Search code examples
pythonstringlist-comprehensionnumba

python a faster method of finding indexes in a list of 2million+ data that match string condition


##Mock Data##

my_list = list(range(1700))

import itertools
cross_product = list(itertools.product(my_list,my_list))
station_combinations = ["_".join([str(i),str(b)]) for i,b in cross_product if i != b]
###############

from time import time,sleep
station_name = "5"

start = time()

for h in range(10):
    reverse_indexes = [count for count,j in enumerate(station_combinations) if j.split("_")[1] == station_name ]
    regular_indexes = [count for count,j in enumerate(station_combinations) if j.split("_")[0] == station_name ]

print(time() - start )

Hello, I have shared the reproducible code above.

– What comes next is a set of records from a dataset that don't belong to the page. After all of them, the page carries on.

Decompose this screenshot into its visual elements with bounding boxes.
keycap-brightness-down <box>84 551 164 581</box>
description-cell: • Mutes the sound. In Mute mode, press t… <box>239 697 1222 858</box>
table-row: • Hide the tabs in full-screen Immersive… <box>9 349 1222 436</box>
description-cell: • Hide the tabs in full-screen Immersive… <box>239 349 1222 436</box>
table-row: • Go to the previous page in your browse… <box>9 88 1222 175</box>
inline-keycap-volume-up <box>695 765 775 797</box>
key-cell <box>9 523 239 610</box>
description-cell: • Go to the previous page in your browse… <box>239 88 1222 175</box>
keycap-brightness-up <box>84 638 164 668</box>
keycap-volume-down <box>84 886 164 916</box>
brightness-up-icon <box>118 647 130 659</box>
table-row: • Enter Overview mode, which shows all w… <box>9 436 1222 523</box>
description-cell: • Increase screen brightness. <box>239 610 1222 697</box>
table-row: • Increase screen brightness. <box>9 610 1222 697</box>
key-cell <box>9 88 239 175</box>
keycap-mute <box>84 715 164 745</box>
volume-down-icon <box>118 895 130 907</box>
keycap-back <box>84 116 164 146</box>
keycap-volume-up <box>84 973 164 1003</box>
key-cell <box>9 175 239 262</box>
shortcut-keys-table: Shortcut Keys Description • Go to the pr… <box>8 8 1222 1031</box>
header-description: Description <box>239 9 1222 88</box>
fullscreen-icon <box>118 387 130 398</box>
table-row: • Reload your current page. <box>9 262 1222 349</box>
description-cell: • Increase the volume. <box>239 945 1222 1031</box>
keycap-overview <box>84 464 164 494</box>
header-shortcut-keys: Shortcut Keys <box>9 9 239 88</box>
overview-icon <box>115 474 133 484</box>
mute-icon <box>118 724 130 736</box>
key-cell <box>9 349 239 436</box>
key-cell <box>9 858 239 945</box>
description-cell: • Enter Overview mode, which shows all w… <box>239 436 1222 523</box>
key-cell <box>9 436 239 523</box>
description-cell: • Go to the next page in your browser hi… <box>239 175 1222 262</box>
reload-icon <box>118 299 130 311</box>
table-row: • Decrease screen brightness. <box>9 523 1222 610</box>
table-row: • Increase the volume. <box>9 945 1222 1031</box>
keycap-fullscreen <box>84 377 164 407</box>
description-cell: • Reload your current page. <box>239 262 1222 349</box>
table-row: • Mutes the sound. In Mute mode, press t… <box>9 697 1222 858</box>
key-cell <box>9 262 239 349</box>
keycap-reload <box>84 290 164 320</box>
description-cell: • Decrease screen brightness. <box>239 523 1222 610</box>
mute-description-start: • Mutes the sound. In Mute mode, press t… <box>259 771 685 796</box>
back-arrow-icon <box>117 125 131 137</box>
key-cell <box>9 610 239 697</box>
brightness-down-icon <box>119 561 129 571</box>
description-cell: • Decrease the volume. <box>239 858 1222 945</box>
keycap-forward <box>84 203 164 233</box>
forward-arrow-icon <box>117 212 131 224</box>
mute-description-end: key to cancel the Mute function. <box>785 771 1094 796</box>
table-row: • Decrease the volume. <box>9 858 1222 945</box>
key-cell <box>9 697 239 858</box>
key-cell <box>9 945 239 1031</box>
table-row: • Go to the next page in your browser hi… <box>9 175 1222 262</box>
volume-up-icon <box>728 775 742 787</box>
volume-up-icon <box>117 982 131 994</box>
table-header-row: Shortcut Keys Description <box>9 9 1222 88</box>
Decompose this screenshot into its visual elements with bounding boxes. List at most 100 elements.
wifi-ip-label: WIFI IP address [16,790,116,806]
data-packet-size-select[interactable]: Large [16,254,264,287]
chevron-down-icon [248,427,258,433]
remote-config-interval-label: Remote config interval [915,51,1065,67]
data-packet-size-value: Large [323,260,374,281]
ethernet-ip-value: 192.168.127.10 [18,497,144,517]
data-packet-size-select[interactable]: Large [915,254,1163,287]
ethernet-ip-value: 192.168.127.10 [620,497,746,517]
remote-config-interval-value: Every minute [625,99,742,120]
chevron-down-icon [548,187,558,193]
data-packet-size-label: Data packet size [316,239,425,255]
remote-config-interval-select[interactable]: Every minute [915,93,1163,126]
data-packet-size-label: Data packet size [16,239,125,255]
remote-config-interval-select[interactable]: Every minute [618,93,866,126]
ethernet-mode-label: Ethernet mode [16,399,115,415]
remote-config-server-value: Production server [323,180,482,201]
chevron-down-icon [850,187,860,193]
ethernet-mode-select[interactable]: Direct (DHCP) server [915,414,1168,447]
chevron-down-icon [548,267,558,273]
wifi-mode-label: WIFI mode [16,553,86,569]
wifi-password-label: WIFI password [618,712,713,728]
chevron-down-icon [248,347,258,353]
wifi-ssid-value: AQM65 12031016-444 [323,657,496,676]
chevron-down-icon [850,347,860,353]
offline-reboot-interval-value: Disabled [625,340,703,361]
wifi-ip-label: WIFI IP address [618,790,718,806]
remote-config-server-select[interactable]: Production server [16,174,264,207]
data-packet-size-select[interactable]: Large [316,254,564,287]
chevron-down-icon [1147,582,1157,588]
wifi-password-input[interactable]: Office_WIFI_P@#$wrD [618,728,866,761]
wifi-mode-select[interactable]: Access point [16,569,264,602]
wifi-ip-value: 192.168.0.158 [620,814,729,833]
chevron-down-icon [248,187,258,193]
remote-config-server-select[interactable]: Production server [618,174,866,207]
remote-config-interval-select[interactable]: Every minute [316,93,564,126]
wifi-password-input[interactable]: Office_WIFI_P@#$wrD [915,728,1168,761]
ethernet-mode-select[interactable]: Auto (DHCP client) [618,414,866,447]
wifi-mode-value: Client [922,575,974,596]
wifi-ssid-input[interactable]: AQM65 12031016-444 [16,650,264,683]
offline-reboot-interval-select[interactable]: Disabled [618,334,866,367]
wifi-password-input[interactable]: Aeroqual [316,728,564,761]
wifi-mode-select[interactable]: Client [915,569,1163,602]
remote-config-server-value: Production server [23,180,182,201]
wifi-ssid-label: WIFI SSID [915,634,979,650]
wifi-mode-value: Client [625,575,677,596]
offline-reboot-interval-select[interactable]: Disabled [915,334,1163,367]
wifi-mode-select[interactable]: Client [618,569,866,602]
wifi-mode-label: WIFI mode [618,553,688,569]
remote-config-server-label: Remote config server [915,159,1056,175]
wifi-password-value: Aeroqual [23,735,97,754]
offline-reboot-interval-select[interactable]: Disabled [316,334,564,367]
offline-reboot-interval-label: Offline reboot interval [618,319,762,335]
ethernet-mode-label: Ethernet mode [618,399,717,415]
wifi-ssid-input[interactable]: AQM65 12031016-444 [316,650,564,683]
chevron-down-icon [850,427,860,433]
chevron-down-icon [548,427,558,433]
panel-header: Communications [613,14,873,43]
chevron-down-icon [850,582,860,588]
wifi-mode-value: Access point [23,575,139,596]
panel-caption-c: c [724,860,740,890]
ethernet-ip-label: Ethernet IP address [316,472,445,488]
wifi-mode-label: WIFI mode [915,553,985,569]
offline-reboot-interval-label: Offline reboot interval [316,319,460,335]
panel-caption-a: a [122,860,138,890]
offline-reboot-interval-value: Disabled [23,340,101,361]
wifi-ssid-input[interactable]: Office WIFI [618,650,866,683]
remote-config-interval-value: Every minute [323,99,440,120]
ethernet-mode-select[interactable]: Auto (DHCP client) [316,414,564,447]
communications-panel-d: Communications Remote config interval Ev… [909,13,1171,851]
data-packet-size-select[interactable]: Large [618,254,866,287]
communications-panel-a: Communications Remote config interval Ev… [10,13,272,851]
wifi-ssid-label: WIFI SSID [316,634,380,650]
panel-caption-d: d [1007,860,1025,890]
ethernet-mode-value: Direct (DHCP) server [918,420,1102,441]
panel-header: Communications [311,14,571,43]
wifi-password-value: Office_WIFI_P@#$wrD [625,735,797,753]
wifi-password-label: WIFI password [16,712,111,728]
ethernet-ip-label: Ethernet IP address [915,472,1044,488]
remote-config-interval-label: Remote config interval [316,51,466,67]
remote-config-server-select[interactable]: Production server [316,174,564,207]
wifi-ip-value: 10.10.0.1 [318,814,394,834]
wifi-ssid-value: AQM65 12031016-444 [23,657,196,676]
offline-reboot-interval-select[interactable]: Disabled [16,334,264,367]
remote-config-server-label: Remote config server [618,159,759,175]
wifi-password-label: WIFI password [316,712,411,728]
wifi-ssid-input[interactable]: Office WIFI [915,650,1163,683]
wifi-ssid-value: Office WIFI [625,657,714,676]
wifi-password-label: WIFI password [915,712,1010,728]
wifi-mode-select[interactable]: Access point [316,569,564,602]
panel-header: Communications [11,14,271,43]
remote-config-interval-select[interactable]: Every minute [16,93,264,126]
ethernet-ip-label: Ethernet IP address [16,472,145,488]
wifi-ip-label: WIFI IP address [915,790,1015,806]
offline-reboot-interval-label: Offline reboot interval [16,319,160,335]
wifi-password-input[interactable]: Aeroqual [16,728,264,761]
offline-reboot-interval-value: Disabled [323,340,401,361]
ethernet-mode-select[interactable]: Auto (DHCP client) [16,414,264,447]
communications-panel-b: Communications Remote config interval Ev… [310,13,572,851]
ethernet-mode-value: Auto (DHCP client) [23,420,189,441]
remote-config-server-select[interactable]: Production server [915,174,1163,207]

Background: Let me quickly introduce my data station_combinations is the cross product of "my_list" separated by the notation "_". You can think of it as a destination among "my_list" items so 1_2 would be going from 1 to 2 whereas 2_1 would going from 2 to 1.

So I will refer as "a_b" Among all the combinations in "reverse_indexes", I am trying to find the index of elements where b in ( "a_b" ) is equal to "station_name", so the "destination" is equal to station name, and in the regular_indexes an in ("a_b") the source is equal to the station_name

Problem: The code that I have works however it is very slow. if you look at the for loop (with cursor h) I iterate 10 times, however, in the original code, it is supposed to be approx. 2000. With even 10 iterations it approx. takes 8seconds on my computer. I am looking for ways to improve the speed significantly. I have tried the library numba, however because I actually get some of the data from a data frame I wasn't able to work it out with the "@njit" functionality. Would anyone be able to help?


Solution

  • One solution can be using indexes, in this case two indexes for a and b. For example:

    my_list = list(range(1700))
    
    import itertools
    
    cross_product = list(itertools.product(my_list, my_list))
    station_combinations = [
        "_".join([str(i), str(b)]) for i, b in cross_product if i != b
    ]
    
    # precompute indexes:
    index_a = {}
    index_b = {}
    for i, s in enumerate(station_combinations):
        a, b = s.split("_")
        index_a.setdefault(a, []).append(i)
        index_b.setdefault(b, []).append(i)
    
    
    from time import time, sleep
    
    station_name = "5"
    
    start = time()
    
    for h in range(10):
        reverse_indexes_new = index_b.get(station_name, [])
        regular_indexes_new = index_a.get(station_name, [])
    
    print(time() - start)
    

    Prints on my machine:

    7.62939453125e-06